Ein Problem hat den Velofahrer Reust aber stets begleitet: Zu Beginn der Saison schmerzte meist sein Hintern. «Ich musste zwischendurch auf dem Velo aufstehen und die Muskeln lockern», erzählt er. Deshalb kaufte er vor einem Jahr einen neuen Sattel: Er tauschte sein schmales Modell gegen ein breiteres aus Gel ein.
Doch darauf fühlte er sich ebenfalls nicht wohl. Deshalb liess er sich zum Geburtstag im Dezember einen neuen Sattel schenken – einen, auf den seine Kollegen schwören: Er besteht aus Leder. «Diesen Sattel fahre ich zurzeit ein. Man muss wohl mehrere Hundert Kilometer darauf fahren, bis man so richtig bequem sitzt», sagt Reust. Zudem muss man das Leder regelmässig mit einer Creme einreiben, damit es nicht porös wird.
Wie Rolf Reust haben viele Velofahrer Mühe, einen passenden Sattel zu finden. Die Auswahl an Satteltypen ist gross, wie ein Vergleich des Gesundheitstipp zeigt (Tabelle im PDF). Experten sind sich einig: Man sollte vor dem Kauf verschiedene Sättel ausprobieren. Der Velofachmann Marius Graber vom Magazin «Velojournal» sagt, worauf es beim Kauf ankommt: «Wichtig ist die Form des Sattels. Diese muss zum Fahrer passen.»
Breite der Sitzhöcker bestimmt die Sattelform
Der Grossteil des Gewichts eines Velofahrers lastet auf einer kleinen Fläche des Sattels. Oft spürt man das beim Fahren zuerst an den Sitzbeinhöckern. Durch das Auf und Ab der Beine bewegt sich die Knochenhaut um die Höcker und beginnt bei ungünstiger Belastung zu schmerzen. Die Sitzbeinhöcker sollten so auf dem Sattel zu liegen kommen, dass der Druck möglichst klein ist.
Den Abstand der beiden Sitzhöcker kann man selber messen (siehe «Tipps zum Velosattel»). Marius Graber sagt: «Der Abstand zwischen den Sitzhöckern gibt darüber Auskunft, wie breit der Sattel sein muss.» Je grösser der Abstand, desto breiter sollte auch der Sattel sein.
Entscheidend ist zudem die Position des Oberkörpers auf dem Fahrrad. Das hängt nicht zuletzt vom Velotyp ab. Auf einem Citybike etwa sitzt man aufrecht und belastet das Sitzbein. Markus Graber: «Bei solchen Velos empfiehlt sich ein breiter Sattel.» Auf einem Rennvelo oder Mountainbike ist der Oberkörper hingegen stark nach vorn geneigt.

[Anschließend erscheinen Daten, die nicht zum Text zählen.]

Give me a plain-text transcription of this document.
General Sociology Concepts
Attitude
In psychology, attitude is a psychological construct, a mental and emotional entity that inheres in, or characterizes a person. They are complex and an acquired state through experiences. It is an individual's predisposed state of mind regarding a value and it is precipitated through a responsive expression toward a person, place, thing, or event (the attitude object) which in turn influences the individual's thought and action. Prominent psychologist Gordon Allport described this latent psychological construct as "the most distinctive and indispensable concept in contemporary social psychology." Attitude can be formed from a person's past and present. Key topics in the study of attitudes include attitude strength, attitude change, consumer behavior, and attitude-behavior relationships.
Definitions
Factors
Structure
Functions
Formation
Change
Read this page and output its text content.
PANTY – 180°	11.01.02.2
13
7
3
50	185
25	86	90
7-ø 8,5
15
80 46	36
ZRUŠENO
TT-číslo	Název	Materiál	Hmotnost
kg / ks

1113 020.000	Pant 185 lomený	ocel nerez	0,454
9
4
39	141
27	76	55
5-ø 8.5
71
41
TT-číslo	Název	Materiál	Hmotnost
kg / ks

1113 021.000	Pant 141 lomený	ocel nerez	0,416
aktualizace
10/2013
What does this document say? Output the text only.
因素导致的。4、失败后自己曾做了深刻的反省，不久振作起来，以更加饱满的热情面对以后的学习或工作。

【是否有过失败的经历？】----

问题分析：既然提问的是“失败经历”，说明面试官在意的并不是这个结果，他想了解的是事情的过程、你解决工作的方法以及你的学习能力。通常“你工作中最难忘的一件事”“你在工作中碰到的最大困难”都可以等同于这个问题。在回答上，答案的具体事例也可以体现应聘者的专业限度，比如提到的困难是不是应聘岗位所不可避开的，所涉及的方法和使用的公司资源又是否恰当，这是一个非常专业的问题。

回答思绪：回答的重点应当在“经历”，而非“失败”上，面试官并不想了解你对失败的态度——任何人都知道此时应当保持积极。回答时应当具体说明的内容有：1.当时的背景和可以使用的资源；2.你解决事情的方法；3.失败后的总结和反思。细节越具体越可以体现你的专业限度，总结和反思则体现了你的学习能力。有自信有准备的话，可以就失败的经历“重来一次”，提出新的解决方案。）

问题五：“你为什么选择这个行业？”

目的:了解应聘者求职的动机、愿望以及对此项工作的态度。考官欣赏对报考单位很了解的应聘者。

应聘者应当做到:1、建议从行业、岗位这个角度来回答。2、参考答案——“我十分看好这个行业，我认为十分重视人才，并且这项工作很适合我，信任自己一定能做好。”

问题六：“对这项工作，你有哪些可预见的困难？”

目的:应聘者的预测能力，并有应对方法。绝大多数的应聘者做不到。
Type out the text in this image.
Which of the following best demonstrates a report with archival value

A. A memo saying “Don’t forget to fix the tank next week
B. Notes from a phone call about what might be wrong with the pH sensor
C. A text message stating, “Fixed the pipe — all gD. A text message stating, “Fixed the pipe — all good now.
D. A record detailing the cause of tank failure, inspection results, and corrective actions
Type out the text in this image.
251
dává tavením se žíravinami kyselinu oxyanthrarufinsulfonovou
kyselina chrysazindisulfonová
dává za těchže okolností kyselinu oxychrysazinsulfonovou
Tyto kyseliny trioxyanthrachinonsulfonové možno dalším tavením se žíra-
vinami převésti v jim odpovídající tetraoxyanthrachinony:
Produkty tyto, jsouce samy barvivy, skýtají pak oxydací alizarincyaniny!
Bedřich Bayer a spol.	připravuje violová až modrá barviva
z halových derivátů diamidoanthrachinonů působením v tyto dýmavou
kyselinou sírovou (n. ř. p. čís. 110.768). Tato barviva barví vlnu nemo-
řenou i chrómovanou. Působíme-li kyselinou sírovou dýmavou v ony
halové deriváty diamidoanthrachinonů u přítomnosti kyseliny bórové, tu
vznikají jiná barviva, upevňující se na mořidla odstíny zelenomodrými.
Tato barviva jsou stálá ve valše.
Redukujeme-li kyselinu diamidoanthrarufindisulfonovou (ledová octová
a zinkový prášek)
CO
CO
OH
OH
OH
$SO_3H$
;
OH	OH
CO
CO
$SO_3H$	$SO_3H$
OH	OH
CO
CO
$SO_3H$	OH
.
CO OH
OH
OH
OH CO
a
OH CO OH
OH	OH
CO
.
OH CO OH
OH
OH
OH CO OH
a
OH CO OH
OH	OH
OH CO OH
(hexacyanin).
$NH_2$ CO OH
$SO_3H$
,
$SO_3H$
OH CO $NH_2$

Das belastet den Damm- und den Schambeinbereich. «Bei solchen Velos bietet sich ein schmaler Sattel an», sagt Marius Graber.
Je länger die Strecke, desto härter der Sattel
Viele Velofahrer glauben, dass sie auf einem weichen Sattel bequemer sitzen als auf einem harten Modell. Doch das ist oft eine Fehleinschätzung, wie der deutsche Sportwissenschafter Ingo Froböse sagt. Sein Tipp: «Der Sattel sollte auf keinen Fall zu weich sein.» Denn auf weichen Sätteln sinke der Körper ein. Die Folge: Die Position auf dem Velo wird instabil, und die Muskulatur muss zu viel arbeiten. Das könne zu Schmerzen führen. Generell gilt deshalb laut Marius Graber: «Je längere Strecken man fährt, desto härter sollte der Sattel sein.»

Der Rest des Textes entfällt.